Dick's Sporting Goods reports quarter billion dollar loss after anti-Second Amendment moves
After the Sandy Hook Elementary school massacre in 2012, Ohio-based Dick's Sporting Goods announced that it would stop selling AR-15s. After the Parkland, FL school massacre in 2015, Dick's announced that they would deny miltary-aged adults 18-20 years-old the right to purchase ANY firearm.
Dick's CEO Ed Stack has now admitted to CBS Sunday Morning that his company has lost one-quarter of one billion dollars in the wake of his decision to join anti-gun forces who are trying to ban America's most popular rifle.
From the report:
"And how much did you actually lose?"
"About a quarter of a billion! Pretty close."
On top of that, the assault-style rifles he still had in stock – about $5 million worth of inventory – he turned into scrap metal.

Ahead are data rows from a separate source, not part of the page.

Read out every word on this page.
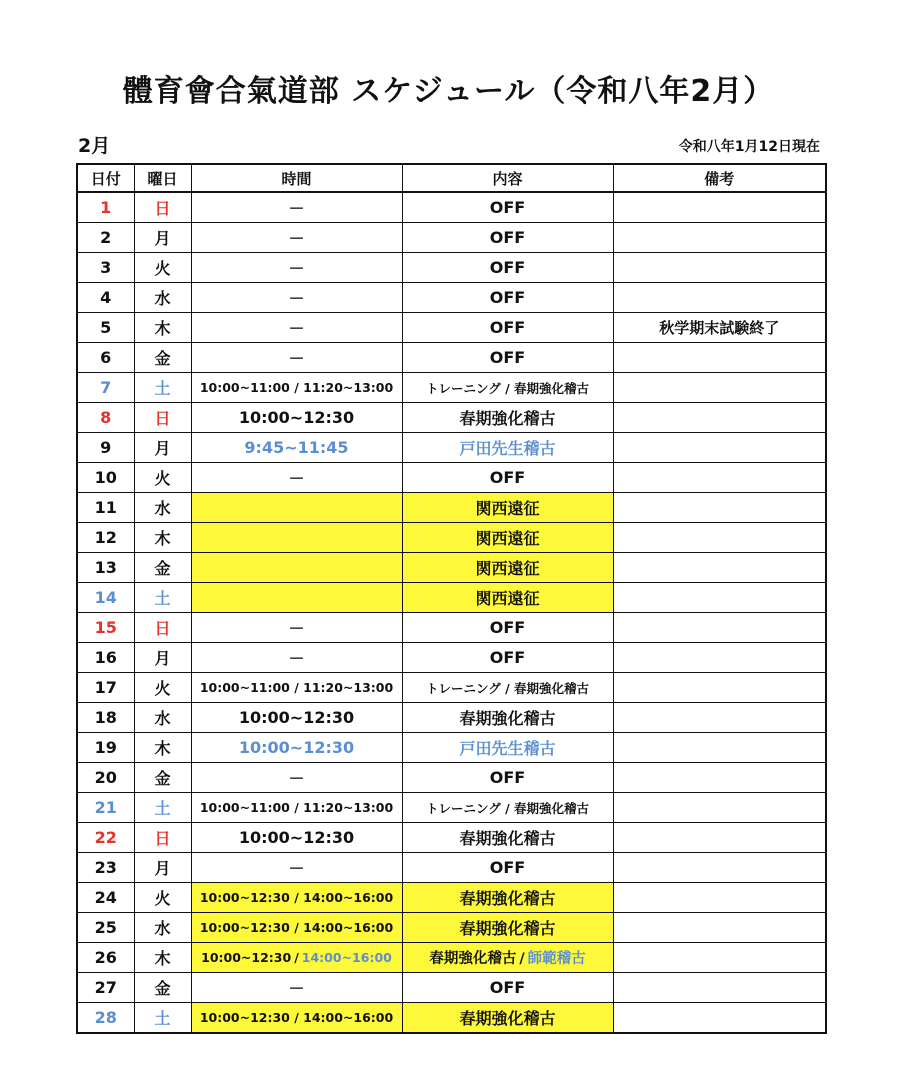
體育會合氣道部 スケジュール（令和八年2月）
2月	令和八年1月12日現在
日付	曜日	時間	内容	備考
1	日	－	OFF	
2	月	－	OFF	
3	火	－	OFF	
4	水	－	OFF	
5	木	－	OFF	秋学期末試験終了
6	金	－	OFF	
7	土	10:00~11:00 / 11:20~13:00	トレーニング / 春期強化稽古	
8	日	10:00~12:30	春期強化稽古	
9	月	9:45~11:45	戸田先生稽古	
10	火	－	OFF	
11	水		関西遠征	
12	木		関西遠征	
13	金		関西遠征	
14	土		関西遠征	
15	日	－	OFF	
16	月	－	OFF	
17	火	10:00~11:00 / 11:20~13:00	トレーニング / 春期強化稽古	
18	水	10:00~12:30	春期強化稽古	
19	木	10:00~12:30	戸田先生稽古	
20	金	－	OFF	
21	土	10:00~11:00 / 11:20~13:00	トレーニング / 春期強化稽古	
22	日	10:00~12:30	春期強化稽古	
23	月	－	OFF	
24	火	10:00~12:30 / 14:00~16:00	春期強化稽古	
25	水	10:00~12:30 / 14:00~16:00	春期強化稽古	
26	木	10:00~12:30 / 14:00~16:00	春期強化稽古 / 師範稽古	
27	金	－	OFF	
28	土	10:00~12:30 / 14:00~16:00	春期強化稽古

CBS went on to interview Dianna Muller, a 22-year Tulsa Police Department veteran and gun rights advocate.
Of the move by Dick's Sporting Goods she said, "If they don't want guns, that's their right. It feels really anti-American to start creating public policy through corporate policy."
Cowan asked, "Is it a fair question to ask why you need a gun like that?"
"No," Muller replied.
"Because?
"This rifle, and any other rifle, kills fewer people than hammers and blunt objects every year, according to FBI statistics," she said, "so it doesn't make any sense to me that this is going to solve the problem that we are having."
Her worry is the same that the National Rifle Association has voiced for a long time: if one gun like the AR-15 is demonized, then all guns may soon follow.
"It leads me to believe that there's going to be another tragedy with a different gun, that they're going to come after the next gun," she said.
"This is the slippery slope?" Cowan asked.
"Until it's all gone."
According to Ohio.com, Stack appeared on the show to promote the release of his memoir, in which he tracks the company’s evolution from a modest regional chain to one of the biggest players in the $70 billion sporting goods market.
From the article:
Stack often turns to gun reform as a particularly urgent issue facing his company, corporate America and the nation. Last month, Stack joined 145 CEOs who pressed Senate leaders to expand background checks to all firearms sales and enact stronger “red flag” laws. Signatories to a letter included the heads of major retailers, tech firms and financial institutions, from Levi Strauss to Twitter to Bain Capital.
...
In his memoir, Stack describes days of internal debates about the financial risk of such a drastic move. Even if the margin rate on guns wasn’t terribly strong at Dick’s, the company knew that hunters didn’t only buy guns, but also hunting coats, boots, socks and other big-ticket items. Plus, hunting had been a mainstay of its business since the company’s earliest days.
“If we stopped selling guns altogether, we’d be punishing those customers, some of whom had been with us for sixty years - men and women who knew to treat firearms with respect and who used them for legitimate sport,” Stack wrote. “Did it make sense to needlessly alienate loyal Dick’s customers who bought shotguns and deer rifles, and were law-abiding and do-right citizens?”
Instead, Dick's attempted to a strategy of trying to pit one type of gun owner against another - and failed.
For the fiscal year ending Feb. 2, 2019, same-store sales fell 3.1%, according to company earnings, with Stack blaming much of the slump on gun issues. Customers boycotted the company, and more than 60 employees quit.
Despite the heavy financial hit brought on by the loss of former customers, Stack seems quite intent on furthering his anti-gun agenda, including reconsidering that "drastic move" of dropping firearms sales altogether.
Again, from the CBS Sunday Morning interview:
He's already removed all guns from more than 100 of his stores, and is considering expanding that ban chain-wide. "We've got the whole category under strategic review to see what we're going to do with this category," he said.
"So, there's a chance you may stop selling firearms completely?" asked Cowan.
"The whole category is under strategic review."
...
"So many people say to me, you know, 'If we do what you want to do, it's not going to stop these mass shootings,'" said Stack. "And my response is, 'You're probably right, it won't. But if we do these things and it saves one life, don't you think it's worth it?'"
It's a sad thing that Stack seems incapable of asking himself the same question about the lives saved by guns purchased in Dick's stores and used for self-defense.
Chad D. Baus served as Buckeye Firearms Association Secretary from 2013-2019. He is co-founder of BFA-PAC, and served as its Vice Chairman for 15 years. He is the editor of BuckeyeFirearms.org, which received the Outdoor Writers of Ohio 2013 Supporting Member Award for Best Website, and is also an NRA-certified firearms instructor.